Saturday, April 18, 2009

Interview: Death Cab for Cutie keeps fans post-Atlantic signing

It's a familiar tale in the music biz: Favorite indie band signs deal with major label, fans reject new "mainstream" approach, band gets shuffled to the bottom of the roster, confusion ensues.

Thankfully, even if this scenario was true in the past, Death Cab for Cutie bass player Nick Harmer says, "no longer."

"We're on Atlantic records, so we're on a major label, but we don't really think about it in terms of making music major-label or indie style," Harmer said, chatting on his cell phone on a rare day off. "When I was younger there was a clear divide between major-label and indie-label and what that meant for bands, but as time has moved on and the Internet has become such a big factor, the lines between labels are blurred.

"I think the live show and overall work ethic matters more than the label releasing the music."

Death Cab - which headlines at the Breslin Center on Saturday - certainly understands the importance of a good live show and working hard. They've lived it. Formed in the late '90s in Bellingham, Wash., the band - Harmer, frontman Ben Gibbard, guitarist Chris Walla and drummer Jason McGerr - had little more to go on than a killer stage performance and catchy, indie-flavored rock tunes. Remember, this was a time before the Internet explosion of the mid-'00s. A time before bands went from zero to 1 million MySpace plays from their parents' basements. A time when gradual success was the way bands made it.

"When we first started out, the Internet was a good tool to use for word-of-mouth, like, 'Go down to the record store to buy this record and check out this band,'" Harmer said. "It didn't have an impact in terms of marketing or any of the other things bands use it for today."

"At first, all we needed was a van, some instruments and to go on the road and just tour, tour, tour."

To this day, Death Cab's music reflects that DIY work approach. Pop in the band's 2008 full-length, "Narrow Stairs," and you'll hear an organic-sounding record: four gents playing in a room, not relying on the studio for tricks, bells or whistles, capturing the energy and spirit of Death Cab, as players.
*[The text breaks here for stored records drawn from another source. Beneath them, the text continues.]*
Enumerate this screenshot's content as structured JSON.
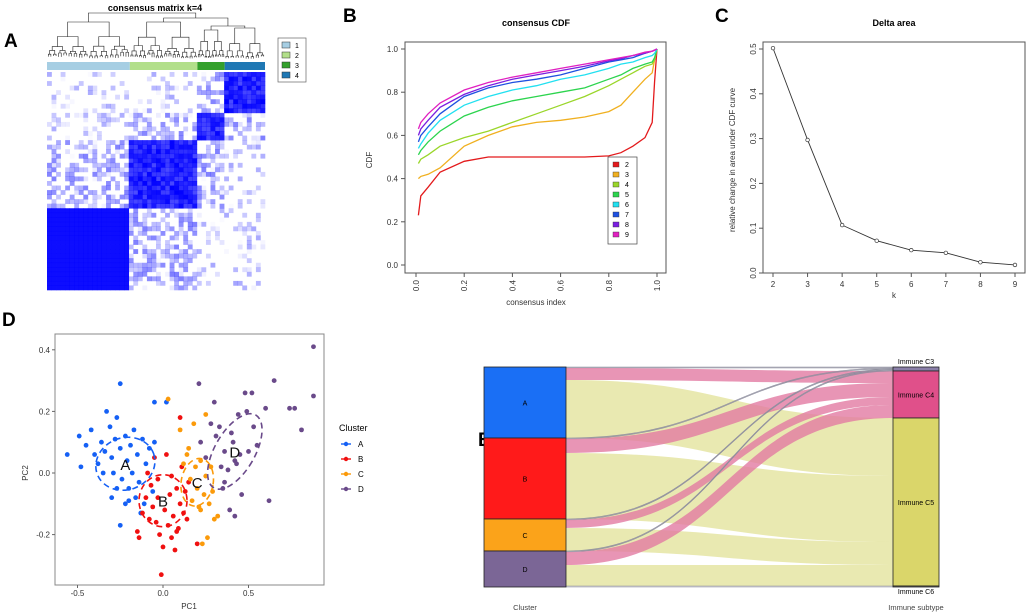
{
  "panels": {
    "a": "A",
    "b": "B",
    "c": "C",
    "d": "D",
    "e": "E"
  },
  "chart_data": [
    {
      "type": "heatmap",
      "panel": "A",
      "title": "consensus matrix k=4",
      "legend": {
        "placement": "right",
        "entries": [
          {
            "label": "1",
            "color": "#a6cee3"
          },
          {
            "label": "2",
            "color": "#b2df8a"
          },
          {
            "label": "3",
            "color": "#33a02c"
          },
          {
            "label": "4",
            "color": "#1f78b4"
          }
        ]
      },
      "cluster_fractions": [
        0.38,
        0.31,
        0.125,
        0.185
      ],
      "cell_color": "#0000ff"
    },
    {
      "type": "line",
      "panel": "B",
      "title": "consensus CDF",
      "xlabel": "consensus index",
      "ylabel": "CDF",
      "xlim": [
        0,
        1
      ],
      "ylim": [
        0,
        1
      ],
      "xticks": [
        "0.0",
        "0.2",
        "0.4",
        "0.6",
        "0.8",
        "1.0"
      ],
      "yticks": [
        "0.0",
        "0.2",
        "0.4",
        "0.6",
        "0.8",
        "1.0"
      ],
      "legend_placement": "bottom-right",
      "x": [
        0.01,
        0.02,
        0.05,
        0.1,
        0.2,
        0.3,
        0.4,
        0.5,
        0.6,
        0.7,
        0.8,
        0.85,
        0.9,
        0.95,
        0.98,
        0.99,
        1.0
      ],
      "series": [
        {
          "name": "2",
          "color": "#e31a1c",
          "values": [
            0.23,
            0.32,
            0.36,
            0.43,
            0.48,
            0.5,
            0.5,
            0.5,
            0.5,
            0.5,
            0.505,
            0.52,
            0.55,
            0.59,
            0.66,
            0.85,
            1.0
          ]
        },
        {
          "name": "3",
          "color": "#f0b020",
          "values": [
            0.4,
            0.41,
            0.42,
            0.45,
            0.55,
            0.6,
            0.64,
            0.66,
            0.67,
            0.685,
            0.71,
            0.74,
            0.8,
            0.86,
            0.89,
            0.95,
            1.0
          ]
        },
        {
          "name": "4",
          "color": "#9ad62a",
          "values": [
            0.47,
            0.49,
            0.51,
            0.55,
            0.59,
            0.62,
            0.66,
            0.7,
            0.74,
            0.78,
            0.83,
            0.86,
            0.89,
            0.92,
            0.93,
            0.95,
            1.0
          ]
        },
        {
          "name": "5",
          "color": "#2cd44e",
          "values": [
            0.51,
            0.53,
            0.57,
            0.62,
            0.69,
            0.73,
            0.76,
            0.78,
            0.8,
            0.82,
            0.86,
            0.88,
            0.91,
            0.93,
            0.94,
            0.96,
            1.0
          ]
        },
        {
          "name": "6",
          "color": "#22e0f0",
          "values": [
            0.54,
            0.56,
            0.61,
            0.67,
            0.74,
            0.78,
            0.81,
            0.83,
            0.86,
            0.88,
            0.91,
            0.93,
            0.94,
            0.96,
            0.97,
            0.98,
            1.0
          ]
        },
        {
          "name": "7",
          "color": "#1e50e0",
          "values": [
            0.57,
            0.6,
            0.64,
            0.7,
            0.78,
            0.82,
            0.845,
            0.86,
            0.88,
            0.91,
            0.94,
            0.95,
            0.96,
            0.98,
            0.99,
            0.995,
            1.0
          ]
        },
        {
          "name": "8",
          "color": "#7a1ee0",
          "values": [
            0.6,
            0.63,
            0.67,
            0.73,
            0.79,
            0.83,
            0.86,
            0.88,
            0.9,
            0.92,
            0.945,
            0.955,
            0.97,
            0.98,
            0.99,
            0.995,
            1.0
          ]
        },
        {
          "name": "9",
          "color": "#e020c0",
          "values": [
            0.63,
            0.66,
            0.7,
            0.75,
            0.81,
            0.845,
            0.87,
            0.89,
            0.91,
            0.93,
            0.95,
            0.96,
            0.97,
            0.985,
            0.99,
            0.995,
            1.0
          ]
        }
      ]
    },
    {
      "type": "line",
      "panel": "C",
      "title": "Delta area",
      "xlabel": "k",
      "ylabel": "relative change in area under CDF curve",
      "xticks": [
        "2",
        "3",
        "4",
        "5",
        "6",
        "7",
        "8",
        "9"
      ],
      "yticks": [
        "0.0",
        "0.1",
        "0.2",
        "0.3",
        "0.4",
        "0.5"
      ],
      "ylim": [
        0,
        0.52
      ],
      "x": [
        2,
        3,
        4,
        5,
        6,
        7,
        8,
        9
      ],
      "values": [
        0.502,
        0.297,
        0.107,
        0.072,
        0.051,
        0.045,
        0.024,
        0.018
      ]
    },
    {
      "type": "scatter",
      "panel": "D",
      "xlabel": "PC1",
      "ylabel": "PC2",
      "xticks": [
        "-0.5",
        "0.0",
        "0.5"
      ],
      "yticks": [
        "-0.2",
        "0.0",
        "0.2",
        "0.4"
      ],
      "legend": {
        "title": "Cluster",
        "placement": "right"
      },
      "series": [
        {
          "name": "A",
          "color": "#1560f5",
          "center": [
            -0.22,
            0.03
          ],
          "points": [
            [
              -0.56,
              0.06
            ],
            [
              -0.48,
              0.02
            ],
            [
              -0.49,
              0.12
            ],
            [
              -0.45,
              0.09
            ],
            [
              -0.42,
              0.14
            ],
            [
              -0.4,
              0.06
            ],
            [
              -0.38,
              0.03
            ],
            [
              -0.36,
              0.1
            ],
            [
              -0.34,
              0.07
            ],
            [
              -0.33,
              0.2
            ],
            [
              -0.31,
              0.15
            ],
            [
              -0.3,
              0.05
            ],
            [
              -0.29,
              0.0
            ],
            [
              -0.28,
              0.11
            ],
            [
              -0.27,
              0.18
            ],
            [
              -0.25,
              0.29
            ],
            [
              -0.25,
              0.08
            ],
            [
              -0.24,
              -0.02
            ],
            [
              -0.22,
              0.12
            ],
            [
              -0.21,
              0.04
            ],
            [
              -0.2,
              -0.05
            ],
            [
              -0.19,
              0.09
            ],
            [
              -0.18,
              0.0
            ],
            [
              -0.17,
              0.14
            ],
            [
              -0.16,
              -0.08
            ],
            [
              -0.15,
              0.06
            ],
            [
              -0.14,
              -0.03
            ],
            [
              -0.12,
              0.11
            ],
            [
              -0.11,
              -0.1
            ],
            [
              -0.1,
              0.03
            ],
            [
              -0.08,
              0.08
            ],
            [
              -0.06,
              -0.06
            ],
            [
              -0.05,
              0.23
            ],
            [
              0.02,
              0.23
            ],
            [
              -0.05,
              0.1
            ],
            [
              -0.3,
              -0.08
            ],
            [
              -0.25,
              -0.17
            ],
            [
              -0.2,
              -0.09
            ],
            [
              -0.35,
              0.0
            ],
            [
              -0.27,
              -0.05
            ],
            [
              -0.13,
              -0.13
            ],
            [
              -0.22,
              -0.1
            ]
          ]
        },
        {
          "name": "B",
          "color": "#f01010",
          "center": [
            0.0,
            -0.09
          ],
          "points": [
            [
              -0.15,
              -0.19
            ],
            [
              -0.14,
              -0.21
            ],
            [
              -0.12,
              -0.13
            ],
            [
              -0.1,
              -0.08
            ],
            [
              -0.08,
              -0.15
            ],
            [
              -0.07,
              -0.04
            ],
            [
              -0.06,
              -0.11
            ],
            [
              -0.05,
              0.05
            ],
            [
              -0.04,
              -0.16
            ],
            [
              -0.03,
              -0.02
            ],
            [
              -0.02,
              -0.2
            ],
            [
              -0.01,
              -0.33
            ],
            [
              0.0,
              -0.24
            ],
            [
              0.01,
              -0.12
            ],
            [
              0.02,
              0.06
            ],
            [
              0.03,
              -0.17
            ],
            [
              0.04,
              -0.07
            ],
            [
              0.05,
              -0.01
            ],
            [
              0.06,
              -0.14
            ],
            [
              0.07,
              -0.25
            ],
            [
              0.08,
              -0.05
            ],
            [
              0.09,
              -0.18
            ],
            [
              0.1,
              0.18
            ],
            [
              0.1,
              -0.1
            ],
            [
              0.11,
              0.02
            ],
            [
              0.12,
              -0.13
            ],
            [
              0.13,
              -0.06
            ],
            [
              0.14,
              -0.15
            ],
            [
              0.15,
              -0.03
            ],
            [
              -0.09,
              0.0
            ],
            [
              0.2,
              -0.23
            ],
            [
              0.05,
              -0.21
            ],
            [
              -0.03,
              -0.08
            ],
            [
              0.08,
              -0.19
            ]
          ]
        },
        {
          "name": "C",
          "color": "#fb9a0a",
          "center": [
            0.2,
            -0.03
          ],
          "points": [
            [
              0.1,
              0.14
            ],
            [
              0.12,
              0.03
            ],
            [
              0.14,
              0.06
            ],
            [
              0.16,
              -0.02
            ],
            [
              0.17,
              -0.09
            ],
            [
              0.18,
              0.16
            ],
            [
              0.19,
              0.02
            ],
            [
              0.2,
              -0.05
            ],
            [
              0.21,
              -0.11
            ],
            [
              0.22,
              0.04
            ],
            [
              0.23,
              -0.23
            ],
            [
              0.24,
              -0.07
            ],
            [
              0.25,
              0.19
            ],
            [
              0.25,
              -0.01
            ],
            [
              0.26,
              -0.21
            ],
            [
              0.27,
              -0.1
            ],
            [
              0.28,
              0.02
            ],
            [
              0.29,
              -0.06
            ],
            [
              0.3,
              -0.15
            ],
            [
              0.32,
              -0.14
            ],
            [
              0.03,
              0.24
            ],
            [
              0.15,
              0.08
            ],
            [
              0.22,
              -0.12
            ]
          ]
        },
        {
          "name": "D",
          "color": "#6a4a8a",
          "center": [
            0.42,
            0.07
          ],
          "points": [
            [
              0.21,
              0.29
            ],
            [
              0.22,
              0.1
            ],
            [
              0.25,
              0.05
            ],
            [
              0.28,
              0.16
            ],
            [
              0.3,
              0.23
            ],
            [
              0.31,
              0.12
            ],
            [
              0.33,
              0.15
            ],
            [
              0.34,
              0.02
            ],
            [
              0.35,
              -0.05
            ],
            [
              0.36,
              0.07
            ],
            [
              0.38,
              0.01
            ],
            [
              0.39,
              -0.12
            ],
            [
              0.4,
              0.13
            ],
            [
              0.41,
              0.1
            ],
            [
              0.42,
              -0.14
            ],
            [
              0.43,
              0.03
            ],
            [
              0.44,
              0.19
            ],
            [
              0.45,
              0.06
            ],
            [
              0.46,
              -0.07
            ],
            [
              0.48,
              0.26
            ],
            [
              0.49,
              0.2
            ],
            [
              0.5,
              0.07
            ],
            [
              0.52,
              0.26
            ],
            [
              0.53,
              0.15
            ],
            [
              0.55,
              0.09
            ],
            [
              0.6,
              0.21
            ],
            [
              0.62,
              -0.09
            ],
            [
              0.65,
              0.3
            ],
            [
              0.74,
              0.21
            ],
            [
              0.77,
              0.21
            ],
            [
              0.81,
              0.14
            ],
            [
              0.88,
              0.41
            ],
            [
              0.88,
              0.25
            ],
            [
              0.42,
              0.04
            ],
            [
              0.36,
              -0.03
            ]
          ]
        }
      ]
    },
    {
      "type": "sankey",
      "panel": "E",
      "left_axis": "Cluster",
      "right_axis": "Immune subtype",
      "left_nodes": [
        {
          "name": "A",
          "color": "#1a6ff5"
        },
        {
          "name": "B",
          "color": "#ff1a1a"
        },
        {
          "name": "C",
          "color": "#fba31a"
        },
        {
          "name": "D",
          "color": "#7b6696"
        }
      ],
      "right_nodes": [
        {
          "name": "Immune C3",
          "color": "#8a7fa8"
        },
        {
          "name": "Immune C4",
          "color": "#e0508a"
        },
        {
          "name": "Immune C5",
          "color": "#dad66a"
        },
        {
          "name": "Immune C6",
          "color": "#999999"
        }
      ],
      "flows": [
        [
          "A",
          "Immune C3",
          1
        ],
        [
          "A",
          "Immune C4",
          12
        ],
        [
          "A",
          "Immune C5",
          58
        ],
        [
          "B",
          "Immune C3",
          1
        ],
        [
          "B",
          "Immune C4",
          14
        ],
        [
          "B",
          "Immune C5",
          66
        ],
        [
          "C",
          "Immune C3",
          1
        ],
        [
          "C",
          "Immune C4",
          8
        ],
        [
          "C",
          "Immune C5",
          23
        ],
        [
          "D",
          "Immune C3",
          1
        ],
        [
          "D",
          "Immune C4",
          13
        ],
        [
          "D",
          "Immune C5",
          21
        ],
        [
          "D",
          "Immune C6",
          1
        ]
      ],
      "flow_colors": {
        "Immune C3": "#8e8e9e",
        "Immune C4": "#e27aa2",
        "Immune C5": "#e4e39e",
        "Immune C6": "#cccccc"
      }
    }
  ]
}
Lyrically and musically darker than previous releases, "Stairs" is uncharted for the band - a pilgrimage from light-hearted melancholy to more somber, mysterious compositions - but it still reflects classic alt-rock influences like the Talking Heads, Concrete Blonde and Weezer.

"Our goal on this record was to get back to some recording basics," Harmer said. "We started recording that way, and as time went on, we added more and more to the process, so we finally said, 'Let's get back to basics.'"
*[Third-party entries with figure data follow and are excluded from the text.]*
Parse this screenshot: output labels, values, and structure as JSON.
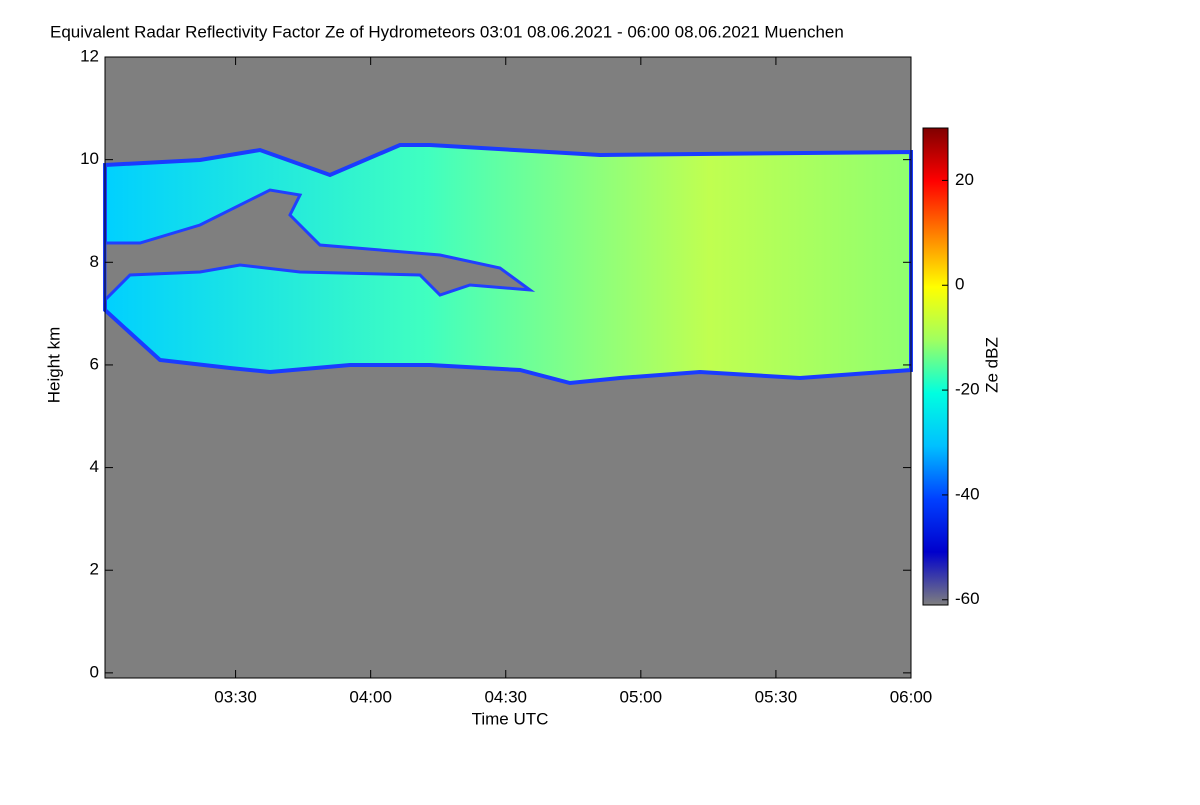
{
  "chart_data": {
    "type": "heatmap",
    "title": "Equivalent Radar Reflectivity Factor Ze of Hydrometeors   03:01 08.06.2021 - 06:00 08.06.2021 Muenchen",
    "x_label": "Time UTC",
    "y_label": "Height km",
    "xlim": [
      181,
      360
    ],
    "xticks": [
      {
        "value": 210,
        "label": "03:30"
      },
      {
        "value": 240,
        "label": "04:00"
      },
      {
        "value": 270,
        "label": "04:30"
      },
      {
        "value": 300,
        "label": "05:00"
      },
      {
        "value": 330,
        "label": "05:30"
      },
      {
        "value": 360,
        "label": "06:00"
      }
    ],
    "ylim": [
      -0.1,
      12
    ],
    "yticks": [
      0,
      2,
      4,
      6,
      8,
      10,
      12
    ],
    "colorbar_label": "Ze dBZ",
    "zlim": [
      -61,
      30
    ],
    "zticks": [
      -60,
      -40,
      -20,
      0,
      20
    ],
    "colormap": [
      "#7f7f7f",
      "#0000cc",
      "#0040ff",
      "#00c0ff",
      "#00ffe0",
      "#a0ff60",
      "#ffff00",
      "#ff8000",
      "#ff0000",
      "#800000"
    ],
    "background": "#7f7f7f"
  }
}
And it worked. The album's first single, "I Will Possess Your Heart" - a charming (and perhaps a little stalk-ish) rock ballad about a boy in love with a girl and determined to get her attention - jetted to No. 1 on the alternative rock chart last year.
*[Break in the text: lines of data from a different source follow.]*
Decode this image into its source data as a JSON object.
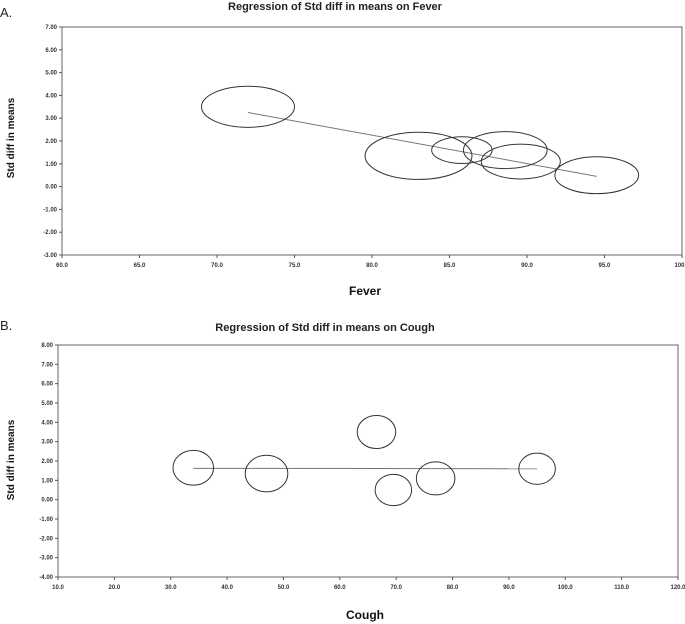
{
  "chart_data": [
    {
      "type": "scatter",
      "panel_label": "A.",
      "title": "Regression of Std diff in means on Fever",
      "xlabel": "Fever",
      "ylabel": "Std diff in means",
      "xlim": [
        60,
        100
      ],
      "ylim": [
        -3,
        7
      ],
      "xticks": [
        "60.0",
        "65.0",
        "70.0",
        "75.0",
        "80.0",
        "85.0",
        "90.0",
        "95.0",
        "100.0"
      ],
      "yticks": [
        "7.00",
        "6.00",
        "5.00",
        "4.00",
        "3.00",
        "2.00",
        "1.00",
        "0.00",
        "-1.00",
        "-2.00",
        "-3.00"
      ],
      "points": [
        {
          "x": 72.0,
          "y": 3.5,
          "r": 1.0
        },
        {
          "x": 83.0,
          "y": 1.35,
          "r": 1.15
        },
        {
          "x": 85.8,
          "y": 1.6,
          "r": 0.65
        },
        {
          "x": 88.6,
          "y": 1.6,
          "r": 0.9
        },
        {
          "x": 89.6,
          "y": 1.1,
          "r": 0.85
        },
        {
          "x": 94.5,
          "y": 0.5,
          "r": 0.9
        }
      ],
      "regression_line": {
        "x": [
          72.0,
          94.5
        ],
        "y": [
          3.25,
          0.45
        ]
      }
    },
    {
      "type": "scatter",
      "panel_label": "B.",
      "title": "Regression of Std diff in means on Cough",
      "xlabel": "Cough",
      "ylabel": "Std diff in means",
      "xlim": [
        10,
        120
      ],
      "ylim": [
        -4,
        8
      ],
      "xticks": [
        "10.0",
        "20.0",
        "30.0",
        "40.0",
        "50.0",
        "60.0",
        "70.0",
        "80.0",
        "90.0",
        "100.0",
        "110.0",
        "120.0"
      ],
      "yticks": [
        "8.00",
        "7.00",
        "6.00",
        "5.00",
        "4.00",
        "3.00",
        "2.00",
        "1.00",
        "0.00",
        "-1.00",
        "-2.00",
        "-3.00",
        "-4.00"
      ],
      "points": [
        {
          "x": 34.0,
          "y": 1.65,
          "r": 1.0
        },
        {
          "x": 47.0,
          "y": 1.35,
          "r": 1.05
        },
        {
          "x": 66.5,
          "y": 3.5,
          "r": 0.95
        },
        {
          "x": 69.5,
          "y": 0.5,
          "r": 0.9
        },
        {
          "x": 77.0,
          "y": 1.1,
          "r": 0.95
        },
        {
          "x": 95.0,
          "y": 1.6,
          "r": 0.9
        }
      ],
      "regression_line": {
        "x": [
          34.0,
          95.0
        ],
        "y": [
          1.62,
          1.6
        ]
      }
    }
  ]
}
Last winter, Death Cab came out with another fan goodie: a 10th-anniversary edition of its debut album, "Something About Airplanes." And now, look for the band's just-released EP, "The Open Door," with tracks that didn't quite fit the mood of "Narrow Stairs."

"We recorded a bunch of songs in the studio but didn't want to make the record 18 songs long," Harmer said. "So the songs that make up the EP are there because we didn't want to them to disappear or become obscure. They deserved a proper home and release."

When asked the best part about being in Death Cab, Harmer says it's simply "the friendship."

"The fact I get to make music with three of my best friends and have all kinds of adventures together, and then we get to come home and talk about them for the rest of our lives, that's awesome. We never imagined we would get to do this as long as we have. We're lucky."